According to the Infosec Institute, in the 1960s the word hacker originally meant
… someone dedicated to solving technical problems in machines in a different, more creative fashion than what is set out in a manual … “hacking” just intended to find out a quick way to evaluate and improve problematic systems that need to be optimized.
Yet the potential threat wasn’t hard to anticipate. The Unites States government routinely hired hackers to test online security as early as the 1960s and 70s. Despite such precautions, it caused no small stir when in 1990 three men not retained by the government were indicted for hacking into classified U.S. military data. Meanwhile, the 1983 movie War Games, with Matthew Broderick and Ally Sheedy, had already fanned the public’s fears.
War Games was highly fictionalized, but the threat of hacking is real and continues to grow. This is from Symantec’s 2016 Internet Security Threat Report:
In 2015, we saw a record-setting total of nine mega-breaches, and the reported number of exposed identities jumped to 429 million. But this number hides a bigger story. In 2015, more companies chose not to reveal the full extent of their data breaches. A conservative estimate of unreported breaches pushes the number of records lost to more than half a billion.
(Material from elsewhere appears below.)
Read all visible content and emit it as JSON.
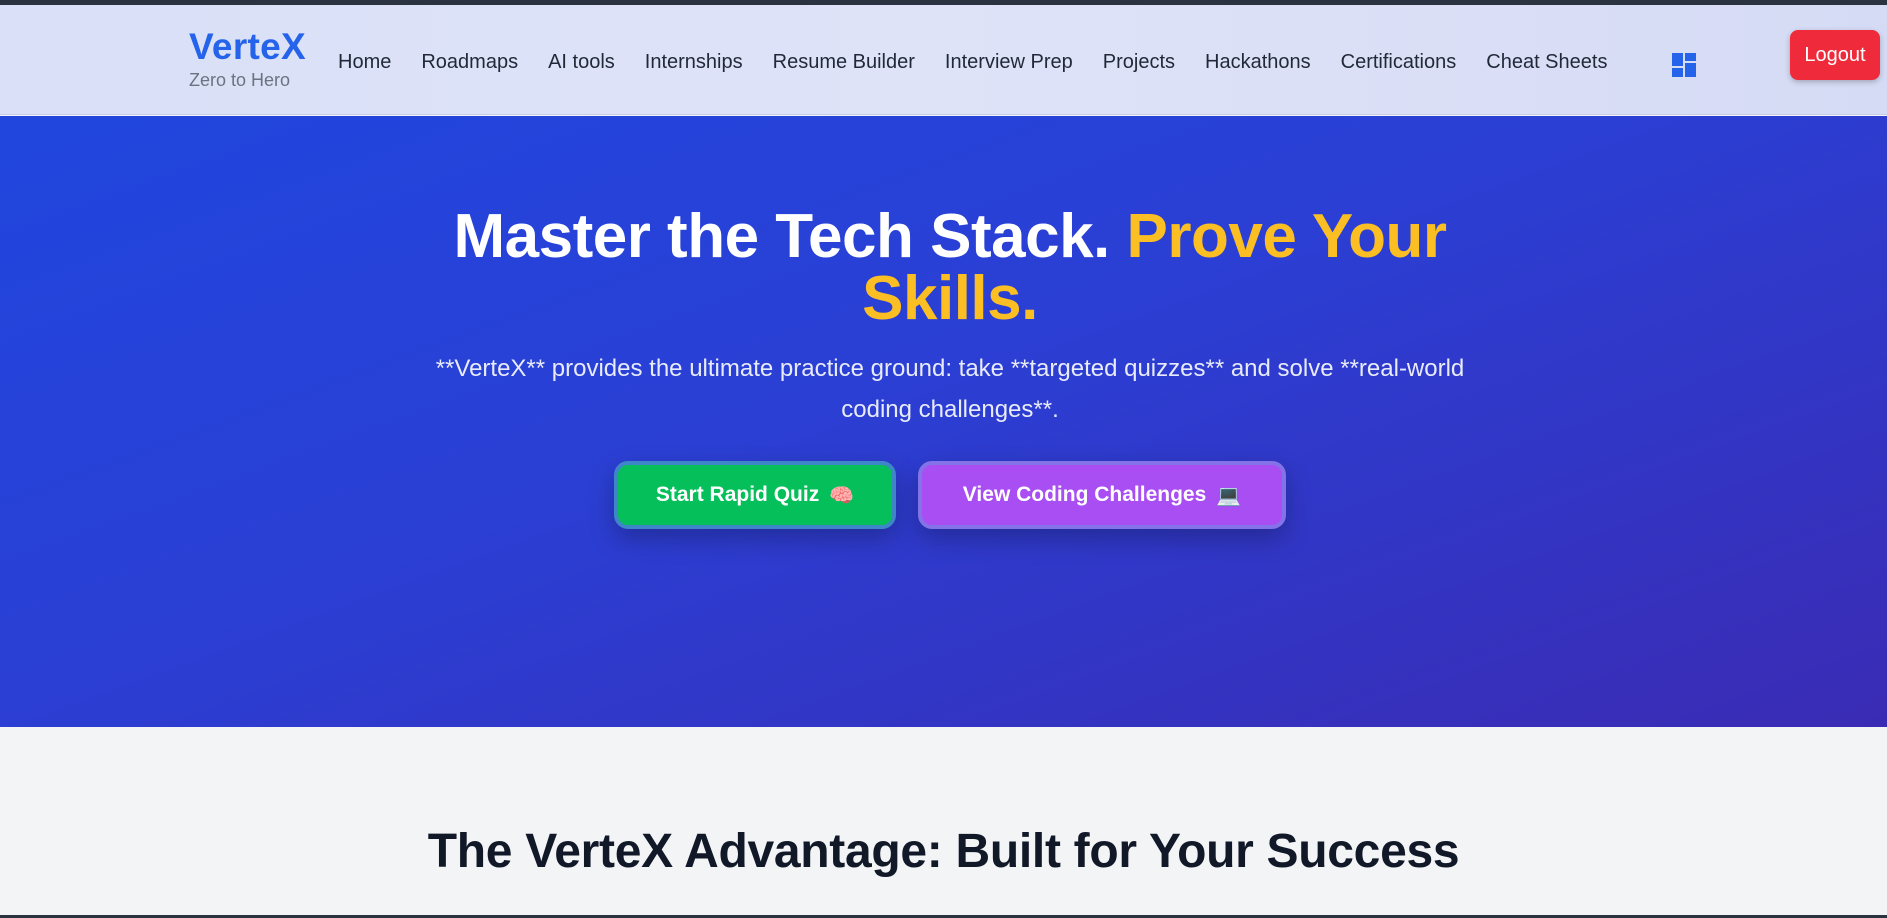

The threat of nefarious hacking has increased the demand for “ethical” hacking. Last year, a call went out from no less than the Pentagon seeking hackers to try to penetrate their defenses. Of course, applicants had to pass a background check. Even that’s a little unsettling, since more experienced, not-so-ethical hackers usually don’t bother submitting to background checks before setting to work. In any case, according to USA Today, the program …
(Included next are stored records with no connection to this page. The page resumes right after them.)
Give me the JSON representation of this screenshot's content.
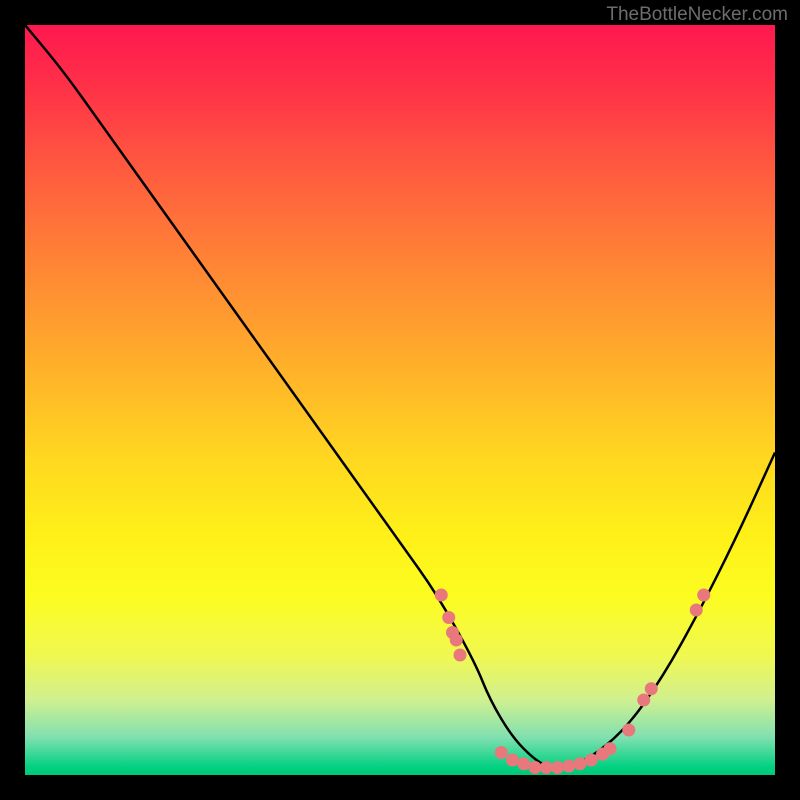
{
  "watermark": "TheBottleNecker.com",
  "chart_data": {
    "type": "line",
    "title": "",
    "xlabel": "",
    "ylabel": "",
    "xlim": [
      0,
      100
    ],
    "ylim": [
      0,
      100
    ],
    "curve": {
      "x": [
        0,
        5,
        10,
        15,
        20,
        25,
        30,
        35,
        40,
        45,
        50,
        55,
        60,
        62,
        65,
        68,
        70,
        72,
        75,
        80,
        85,
        90,
        95,
        100
      ],
      "y": [
        100,
        94,
        87,
        80,
        73,
        66,
        59,
        52,
        45,
        38,
        31,
        24,
        15,
        10,
        5,
        2,
        1,
        1,
        2,
        6,
        13,
        22,
        32,
        43
      ]
    },
    "scatter_points": [
      {
        "x": 55.5,
        "y": 24
      },
      {
        "x": 56.5,
        "y": 21
      },
      {
        "x": 57.0,
        "y": 19
      },
      {
        "x": 57.5,
        "y": 18
      },
      {
        "x": 58.0,
        "y": 16
      },
      {
        "x": 63.5,
        "y": 3
      },
      {
        "x": 65.0,
        "y": 2
      },
      {
        "x": 66.5,
        "y": 1.5
      },
      {
        "x": 68.0,
        "y": 1
      },
      {
        "x": 69.5,
        "y": 1
      },
      {
        "x": 71.0,
        "y": 1
      },
      {
        "x": 72.5,
        "y": 1.2
      },
      {
        "x": 74.0,
        "y": 1.5
      },
      {
        "x": 75.5,
        "y": 2
      },
      {
        "x": 77.0,
        "y": 2.8
      },
      {
        "x": 78.0,
        "y": 3.5
      },
      {
        "x": 80.5,
        "y": 6
      },
      {
        "x": 82.5,
        "y": 10
      },
      {
        "x": 83.5,
        "y": 11.5
      },
      {
        "x": 89.5,
        "y": 22
      },
      {
        "x": 90.5,
        "y": 24
      }
    ],
    "scatter_color": "#e8787b",
    "curve_color": "#000000"
  }
}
… launched in April and the Pentagon said it would [offer] prize money awards and other recognition … The Pentagon has acknowledged that its networks are under daily assault by hackers and securing the systems are [sic] a high priority. Last year, an email system used by the Joint Chiefs of Staff was penetrated by hackers and had to be taken offline in order to cleanse the system.
Somewhere in all of this are important takeaways:
- Vigilance is a must. Even with good security in place, you must never assume you’re invulnerable.
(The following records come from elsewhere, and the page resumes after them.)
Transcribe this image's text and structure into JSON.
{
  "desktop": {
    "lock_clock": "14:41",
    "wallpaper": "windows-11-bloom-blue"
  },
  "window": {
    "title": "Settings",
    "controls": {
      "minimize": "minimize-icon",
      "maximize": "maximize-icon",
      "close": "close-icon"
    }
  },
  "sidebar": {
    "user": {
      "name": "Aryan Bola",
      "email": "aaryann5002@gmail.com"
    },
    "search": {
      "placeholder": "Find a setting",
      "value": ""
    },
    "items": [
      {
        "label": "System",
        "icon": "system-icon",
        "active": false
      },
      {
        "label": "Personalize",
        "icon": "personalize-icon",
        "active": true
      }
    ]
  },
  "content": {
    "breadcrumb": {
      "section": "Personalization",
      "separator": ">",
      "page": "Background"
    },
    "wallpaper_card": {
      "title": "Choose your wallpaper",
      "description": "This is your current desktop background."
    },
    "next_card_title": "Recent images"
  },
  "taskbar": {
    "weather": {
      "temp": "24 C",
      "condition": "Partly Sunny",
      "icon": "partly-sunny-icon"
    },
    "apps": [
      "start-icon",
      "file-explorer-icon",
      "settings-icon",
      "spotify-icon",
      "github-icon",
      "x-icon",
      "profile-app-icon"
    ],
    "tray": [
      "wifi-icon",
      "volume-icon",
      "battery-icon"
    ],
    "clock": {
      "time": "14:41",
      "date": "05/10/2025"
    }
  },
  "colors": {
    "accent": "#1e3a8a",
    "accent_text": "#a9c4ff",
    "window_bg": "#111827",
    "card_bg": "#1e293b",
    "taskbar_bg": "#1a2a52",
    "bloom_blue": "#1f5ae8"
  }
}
- Most of us have no clue as to the sophistication of determined hackers.
- Just opening an email can be dangerous, even without clicking on links.
It creates something of a juggling act for an industry like banking, whose markets demand digital services. The trick is to keep clients forewarned and forearmed while avoiding frightening them so much as to lose their confidence. Perhaps paradoxically, the proper presentation of information on staying safe from hackers can increase client confidence by conveying that a financial institution is knowledgeable and cares about its customers.